Just an FYI about “long term use” camp sites. I’m a medical professional who “travels”. I didn’t want to stay in a hotel with my family so we bought a 5th wheel and lived in our own home, slept in our own bed! Basic contracts are 13 weeks. Many of mine were 10 or 11 months! We were needed in places hit hard by Covid. That’s only 1 reason for long term camp sites. Please consider that there are many variables. Thanks for reading!😃

1 year ago

RV (heavy notation on ‘Recreational’) Park and ‘Long-term’ tenants seems an oxymoron to me. I agree that it is bumping up against a ‘Trailer Park’. To justify it by saying it is too difficult to get a trailer park license is simply ridiculous. Mobile homes built for long-term living are most likely built with higher safety and durability codes than an RV, so to use them interchangeably would seem wrong in many ways. I appreciate the income dilemma, but you will not be getting my dollar, and I suspect if we check back in a few years, you will be experiencing any number of unpleasant issues or be the proprietor of a dump that will cost a LOT to clean up so as to attract we truly Recreational- and conscientious campers!

1 year ago
Reply to  AllenF

Call your local codes department and tell em you are considering developing a “Trailer Park” and you will see how difficult it is to git a permit to build!

1 year ago

That’s what truck stops and rest areas are for…

1 year ago

Long term renting of RV sites is a way for the campground owner to AVOID the rules, regulations and local zoning regulations required for the establishment of a TRADITIONAL MOBILE HOME TRAILER PARK!

As hard as it is for a developer to git approval for an RV park in today’s world go try and git approval for a Mobile Home Trailer Park. That is INFINTELY more difficult!

With the adoption of Zoning Laws and Building Codes by more and more RURAL cities/counties that prohibit the development of Trailer Parks, Tiny Home Communities and RV Parks more “RV Park Owners” will continue to change over to a “Long Term Rental Business Plan” to make the most monthly/yearly revenue possible on their properties.
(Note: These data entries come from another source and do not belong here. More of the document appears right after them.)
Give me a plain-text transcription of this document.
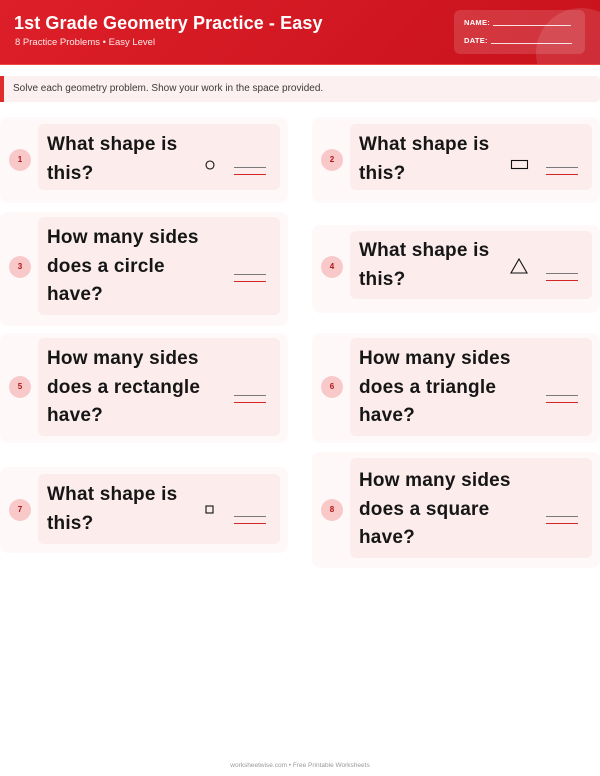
1st Grade Geometry Practice - Easy
8 Practice Problems • Easy Level
NAME:
DATE:
Solve each geometry problem. Show your work in the space provided.
1
What shape is this?
2
What shape is this?
3
How many sides does a circle have?
4
What shape is this?
5
How many sides does a rectangle have?
6
How many sides does a triangle have?
7
What shape is this?
8
How many sides does a square have?
worksheetwise.com • Free Printable Worksheets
That “Not In My Backyard Attitude” of local residents will continue to grow in their opposition to any type of new property development that is proposed against any type of short term or long term parking for RV’s, Mobile Homes or Tiny Home Community development.

Last edited 1 year ago by bull
1 year ago

Making a camping reservation is no different than making a hotel reservation. If you do so in advance, you will get a spot, if not you are SOL.
Get over it.

1 year ago
Reply to  Ron

Couldn’t of said it better! We never have a problem getting a campsite, anywhere we want to go. It’s called planning. We figure out when we want to go, where we want to go and then book it. Not difficult. Our favorite RV park is $45-50.00 a nite, full hookups, NO “extended stay” campers.

1 year ago
Reply to  Ron

I definitely agree with the planning necessity. However, I have not found it to be nearly as easy making campground reservations as it is making hotel or even Airbnb reservations.

In spite of complaints about ReserveAmerica and Reservation.gov, they do save time and allow you to include your search in a comprehensive, widespread database. Slowly we are seeing some “one stop shopping” sites for private campgrounds, but none are very comprehensive at the moment except within their own brands or memberships, such as KOA, Good Sam, et al. Unfortunately, we have found no one brand that can fit all of our needs.

Given the number of new campgrounds that have cropped up — including sites in folks’ backyards & pastures — it can be very time consuming to get a handle on availability for long trips.

I have noticed that even the DOD lodging (military lodging) site has included some Famcamp locations, so we are headed in the right direction — just not quickly enough for some of us!

Donald N Wright
1 year ago

We in the warm & humid south tend to forget that campgrounds close for something called winter for several months. However, the campground owners still have to maintain and repair what broke and pay ever increasing taxes every month of the year.